Suaranya, saat ia berkicau pelan, bagai alunan seruling surga yang menenangkan jiwa. Seketika, segala lelah Banta Ahmad sirna, tergantikan oleh rasa takjub dan syukur yang meluap.
Dengan kesigapan bagai meteor yang melesat menembus atmosfer, Banta Ahmad berhasil menangkapnya dengan lembut, tanpa melukai sehelai pun bulunya. Burung itu kini dalam genggamannya, hangat dan bergetar, bagai pusaka paling berharga yang dipercayakan langit.
Namun, kebahagiaan seringkali diuji dengan cepat. Bagai petir yang menyambar di siang bolong tanpa awan mendung, Jugi Tapa, dengan wajah penuh percaya diri palsu, muncul di gerbang kota, menghadang Banta Ahmad yang hendak pulang membawa kabar gembira.
Matanya yang sipit namun tajam nyalang menatap burung di tangan Banta, bagai mata elang yang telah lama mengincar mangsa utamanya.
"Berikan kepada kami Burung Cempala itu, wahai Adinda!" seru Jugi, suaranya sengaja ia buat terdengar tulus dan penuh persahabatan, namun menyiratkan paksaan yang tak kentara. "Burung itu sangat kusukai, ia adalah pertanda baik, bagai harta yang paling berharga yang akan membawa kemuliaan bagi kita semua.
Kita bisa berbagi kemuliaannya, Adinda. Bayangkan, Kuala Diwa akan semakin masyhur dengan kita berdua sebagai pemimpinnya, dengan Burung Pala sebagai penjaminnya." Senyumnya merekah, namun matanya tak bisa menyembunyikan kilat keserakahan.
Banta Ahmad berdiri tegak, tak goyah sedikit pun, bagai pahlawan tanpa tandingan yang siap menghadapi segala ancaman. Wajahnya tenang laksana permukaan danau di pagi hari, namun sorot matanya setajam elang, mencerminkan keteguhan hati.
"Wahai Teungku Jugi," jawabnya tegas, suaranya menggema bagai petir yang menyambar di kejauhan, membawa pesan keadilan, "setelah habis kubabat cabang kayu dan kurambah hutan belantara dengan niat suci, burung ini takkan kuberikan untuk memuaskan nafsu pribadi. Burung ini adalah amanah, bukan untuk keserakahan, melainkan untuk kemaslahatan seluruh rakyat Kuala Diwa."
Amarah menjalari wajah Jugi Tapa, topeng kesalehannya retak, memperlihatkan rupa aslinya yang bengis. Ia merasa hatinya berdarah dalam dada, bagai luka menganga yang disiram cuka.

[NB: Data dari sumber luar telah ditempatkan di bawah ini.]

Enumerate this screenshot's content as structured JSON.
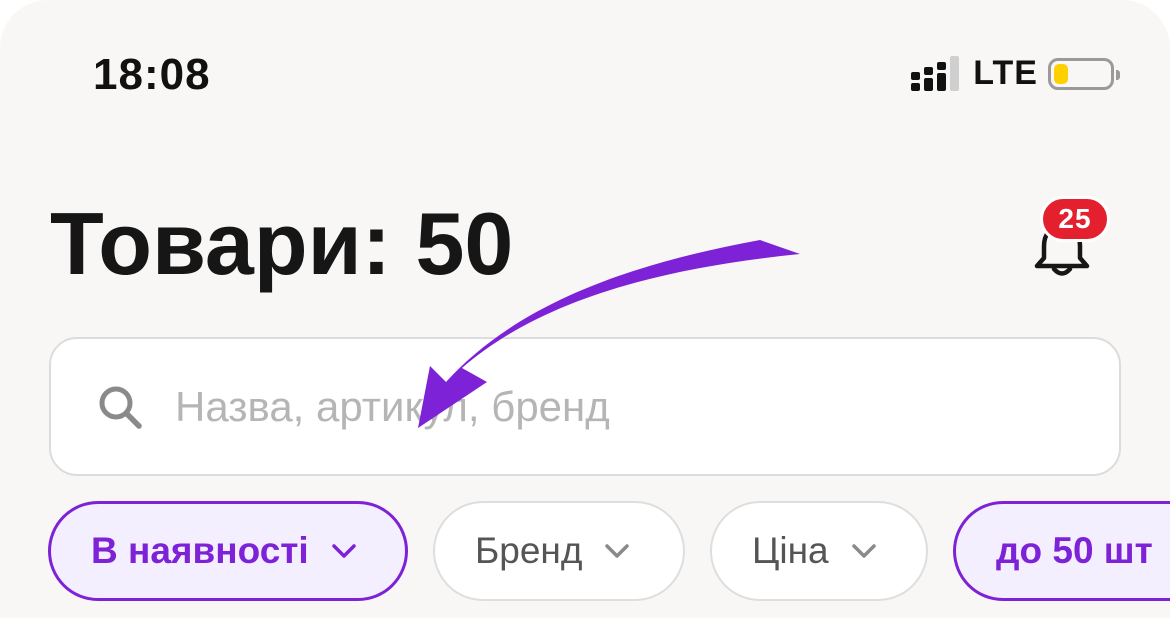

"Kalau tak diberi dengan baik-baik, ingat sendiri akibatnya, Banta Ahmad!" ancamnya, suaranya kini tak lagi disembunyikan, melainkan bagai bisikan iblis yang menjanjikan malapetaka.
Banta Ahmad tak gentar. "Biarlah kau sebut gunung akan kugulung, lautan akan kuseberangi, namun burung ini, simbol harapan rakyatku, takkan kuserahkan padamu!"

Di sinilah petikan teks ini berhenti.